Urban farming in Milan and Turin

The Piuarch architectural firm has designed a model reproducible garden, inspired by the international urban farming movement. At their studio in Via Palermo, the architects have created a roof reconversion project, with minimum resource investment and maximum benefits. These include a reduction in the cost of cooling in summer, a decrease in waste water flow due to rainwater absorption, a reduction in temperature from 2 to 5 degrees inside and an improvement in the quality of the work environment in terms of the climate and energy, as well as from an economic and social point of view.

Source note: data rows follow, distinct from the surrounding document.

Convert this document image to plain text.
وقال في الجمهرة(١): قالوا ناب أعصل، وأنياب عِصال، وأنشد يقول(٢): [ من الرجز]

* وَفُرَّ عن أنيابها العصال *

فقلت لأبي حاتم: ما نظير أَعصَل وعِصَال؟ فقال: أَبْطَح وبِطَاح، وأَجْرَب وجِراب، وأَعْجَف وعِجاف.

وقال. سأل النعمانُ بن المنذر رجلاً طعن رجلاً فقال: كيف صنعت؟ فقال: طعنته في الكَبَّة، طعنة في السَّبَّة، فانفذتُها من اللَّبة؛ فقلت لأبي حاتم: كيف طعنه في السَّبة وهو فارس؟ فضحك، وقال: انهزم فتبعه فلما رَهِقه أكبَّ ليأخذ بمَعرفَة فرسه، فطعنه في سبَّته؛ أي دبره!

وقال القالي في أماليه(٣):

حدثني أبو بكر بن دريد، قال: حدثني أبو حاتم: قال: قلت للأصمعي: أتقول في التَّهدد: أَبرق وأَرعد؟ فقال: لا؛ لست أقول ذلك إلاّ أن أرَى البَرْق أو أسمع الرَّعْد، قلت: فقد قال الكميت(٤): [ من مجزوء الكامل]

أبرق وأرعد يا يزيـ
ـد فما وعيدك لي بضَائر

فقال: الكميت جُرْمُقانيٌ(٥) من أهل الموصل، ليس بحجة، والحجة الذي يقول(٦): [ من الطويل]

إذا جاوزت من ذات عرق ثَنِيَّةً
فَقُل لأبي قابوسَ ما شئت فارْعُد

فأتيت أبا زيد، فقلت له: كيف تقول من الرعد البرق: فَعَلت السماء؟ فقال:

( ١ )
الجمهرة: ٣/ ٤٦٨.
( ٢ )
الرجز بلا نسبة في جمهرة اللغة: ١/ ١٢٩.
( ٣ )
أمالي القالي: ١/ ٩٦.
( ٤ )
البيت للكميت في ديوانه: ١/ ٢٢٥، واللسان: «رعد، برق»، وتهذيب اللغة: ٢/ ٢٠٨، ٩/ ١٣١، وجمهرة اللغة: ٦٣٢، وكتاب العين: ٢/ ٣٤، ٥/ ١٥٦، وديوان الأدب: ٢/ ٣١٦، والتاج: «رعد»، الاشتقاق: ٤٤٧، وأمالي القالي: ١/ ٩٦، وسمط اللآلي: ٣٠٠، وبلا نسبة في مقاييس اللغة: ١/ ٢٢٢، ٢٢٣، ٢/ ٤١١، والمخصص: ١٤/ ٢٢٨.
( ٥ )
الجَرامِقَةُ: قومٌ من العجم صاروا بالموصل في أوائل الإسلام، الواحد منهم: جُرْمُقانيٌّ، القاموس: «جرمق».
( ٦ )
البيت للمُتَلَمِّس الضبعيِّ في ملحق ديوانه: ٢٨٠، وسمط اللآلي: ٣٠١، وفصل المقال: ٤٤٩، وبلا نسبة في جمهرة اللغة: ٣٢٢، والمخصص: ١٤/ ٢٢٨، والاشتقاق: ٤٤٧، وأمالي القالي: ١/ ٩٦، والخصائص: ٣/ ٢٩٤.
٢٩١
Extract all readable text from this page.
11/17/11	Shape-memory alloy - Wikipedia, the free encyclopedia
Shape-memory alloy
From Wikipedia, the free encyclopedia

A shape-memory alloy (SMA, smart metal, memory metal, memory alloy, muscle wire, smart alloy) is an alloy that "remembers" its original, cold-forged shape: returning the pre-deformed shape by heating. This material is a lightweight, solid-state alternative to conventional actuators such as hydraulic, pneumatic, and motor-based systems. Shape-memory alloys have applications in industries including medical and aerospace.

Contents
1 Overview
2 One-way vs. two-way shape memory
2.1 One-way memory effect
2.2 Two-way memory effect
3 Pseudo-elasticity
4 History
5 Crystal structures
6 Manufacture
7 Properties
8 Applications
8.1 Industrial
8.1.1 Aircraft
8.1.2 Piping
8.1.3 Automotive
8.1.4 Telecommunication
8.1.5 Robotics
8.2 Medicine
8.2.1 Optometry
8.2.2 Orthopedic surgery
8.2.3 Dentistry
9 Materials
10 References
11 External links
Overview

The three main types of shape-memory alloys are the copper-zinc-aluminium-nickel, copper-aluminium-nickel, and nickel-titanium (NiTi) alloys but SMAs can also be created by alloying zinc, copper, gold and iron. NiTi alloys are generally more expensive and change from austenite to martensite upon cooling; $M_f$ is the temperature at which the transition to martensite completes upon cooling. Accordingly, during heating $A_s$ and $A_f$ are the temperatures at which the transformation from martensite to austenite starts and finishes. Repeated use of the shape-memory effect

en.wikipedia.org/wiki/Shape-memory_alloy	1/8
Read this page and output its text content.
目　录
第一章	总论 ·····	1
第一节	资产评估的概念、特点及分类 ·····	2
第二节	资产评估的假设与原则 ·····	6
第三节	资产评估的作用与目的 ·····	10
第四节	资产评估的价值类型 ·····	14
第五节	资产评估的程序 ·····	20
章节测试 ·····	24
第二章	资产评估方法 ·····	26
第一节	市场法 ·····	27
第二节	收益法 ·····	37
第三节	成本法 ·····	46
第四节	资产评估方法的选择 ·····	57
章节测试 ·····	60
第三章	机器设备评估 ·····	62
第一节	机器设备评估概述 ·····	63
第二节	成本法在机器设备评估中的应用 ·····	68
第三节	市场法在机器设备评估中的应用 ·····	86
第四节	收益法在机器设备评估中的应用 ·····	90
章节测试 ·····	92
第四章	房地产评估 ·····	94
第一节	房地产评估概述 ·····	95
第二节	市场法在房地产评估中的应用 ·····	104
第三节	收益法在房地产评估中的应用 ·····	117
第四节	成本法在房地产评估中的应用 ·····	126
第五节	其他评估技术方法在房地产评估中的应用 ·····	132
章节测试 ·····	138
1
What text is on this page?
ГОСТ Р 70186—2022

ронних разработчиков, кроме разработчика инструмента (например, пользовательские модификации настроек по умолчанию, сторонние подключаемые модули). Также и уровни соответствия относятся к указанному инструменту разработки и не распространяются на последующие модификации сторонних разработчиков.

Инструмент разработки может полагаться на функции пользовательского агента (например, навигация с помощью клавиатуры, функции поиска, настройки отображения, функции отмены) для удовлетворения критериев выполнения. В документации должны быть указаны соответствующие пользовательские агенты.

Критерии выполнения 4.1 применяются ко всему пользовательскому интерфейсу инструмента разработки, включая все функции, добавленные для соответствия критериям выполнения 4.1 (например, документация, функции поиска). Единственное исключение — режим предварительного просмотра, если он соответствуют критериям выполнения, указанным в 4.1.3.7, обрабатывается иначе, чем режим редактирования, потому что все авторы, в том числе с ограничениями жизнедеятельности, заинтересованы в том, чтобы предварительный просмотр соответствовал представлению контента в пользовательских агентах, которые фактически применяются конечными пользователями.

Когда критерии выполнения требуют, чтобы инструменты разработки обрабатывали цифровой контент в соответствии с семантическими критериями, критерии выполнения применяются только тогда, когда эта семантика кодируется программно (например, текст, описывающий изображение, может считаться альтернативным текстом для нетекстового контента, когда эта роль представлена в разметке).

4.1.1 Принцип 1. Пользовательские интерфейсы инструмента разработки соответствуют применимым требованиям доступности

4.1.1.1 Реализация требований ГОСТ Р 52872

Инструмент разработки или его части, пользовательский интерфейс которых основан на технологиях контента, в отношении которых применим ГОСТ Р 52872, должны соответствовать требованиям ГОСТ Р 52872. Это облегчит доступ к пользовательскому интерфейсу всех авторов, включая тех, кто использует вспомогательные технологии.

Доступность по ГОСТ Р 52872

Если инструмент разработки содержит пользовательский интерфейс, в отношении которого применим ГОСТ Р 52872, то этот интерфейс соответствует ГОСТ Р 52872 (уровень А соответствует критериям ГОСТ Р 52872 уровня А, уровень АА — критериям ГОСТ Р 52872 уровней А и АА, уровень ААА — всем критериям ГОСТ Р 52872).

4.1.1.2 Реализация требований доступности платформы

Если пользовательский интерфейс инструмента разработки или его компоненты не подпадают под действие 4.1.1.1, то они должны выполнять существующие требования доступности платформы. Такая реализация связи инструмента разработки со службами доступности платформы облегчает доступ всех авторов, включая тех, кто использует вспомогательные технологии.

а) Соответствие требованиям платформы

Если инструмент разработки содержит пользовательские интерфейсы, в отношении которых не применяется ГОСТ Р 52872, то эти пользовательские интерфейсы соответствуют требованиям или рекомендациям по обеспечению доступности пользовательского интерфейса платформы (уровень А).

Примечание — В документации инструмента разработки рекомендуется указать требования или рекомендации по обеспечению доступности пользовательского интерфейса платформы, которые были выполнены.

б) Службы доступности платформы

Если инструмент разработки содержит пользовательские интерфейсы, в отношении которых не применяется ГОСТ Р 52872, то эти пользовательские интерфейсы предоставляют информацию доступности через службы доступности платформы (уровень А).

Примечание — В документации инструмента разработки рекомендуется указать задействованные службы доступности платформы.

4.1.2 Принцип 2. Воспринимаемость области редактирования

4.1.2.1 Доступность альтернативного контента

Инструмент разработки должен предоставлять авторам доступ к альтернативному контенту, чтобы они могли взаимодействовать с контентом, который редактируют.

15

The modular pallet system allows for the creation of structures that are easy to assemble, where there are paths for walking high up, small planted areas for growing fruit, vegetables and aromatic plant species, places for relaxing and sunbathing while admiring the view from above, and places for welcoming guests and for brief lessons or work meetings. The project was developed with landscape designer Cornelius Gavril and with the collaboration of VerdeVivo. It is also designed to educate children, who can touch with their hands and observe how fruit and vegetables grow.

The Via Palermo vegetable garden is certainly not the only one of its kind in the center of Milan. On the seventh floor, next to the spiers of the Duomo, is the Hotel Milano Scala’s garden in Via dell’Orso 7. Here, aromatic herbs, flowers, seasonal fruit and vegetables are grown, which are directly used in the hotel kitchen.

From Milan to Turin, hotel gardens are a growing trend. In the historic 17th-century palazzo, the rooftop terrace at the NH Collection Piazza Carlina in Turin, contains a garden, where ingredients for the Carlina restaurant on the ground floor are grown.

Not only the hotels, but also the districts of Turin will turn green thanks to the OrtiAlti project, set up by architects Elena Carmagnani and Emanuela Saporito, who share the same passion for sustainable architecture and urban regeneration. For their gardens, they use a variety of textile and plastic materials that are laid on flat roofs, making them waterproof but allowing the water to be retained and to easily flow. Above this layer, it only takes 10-15 cm of a special, lightweight, easy-to-use soil to start growing plants at a high altitude.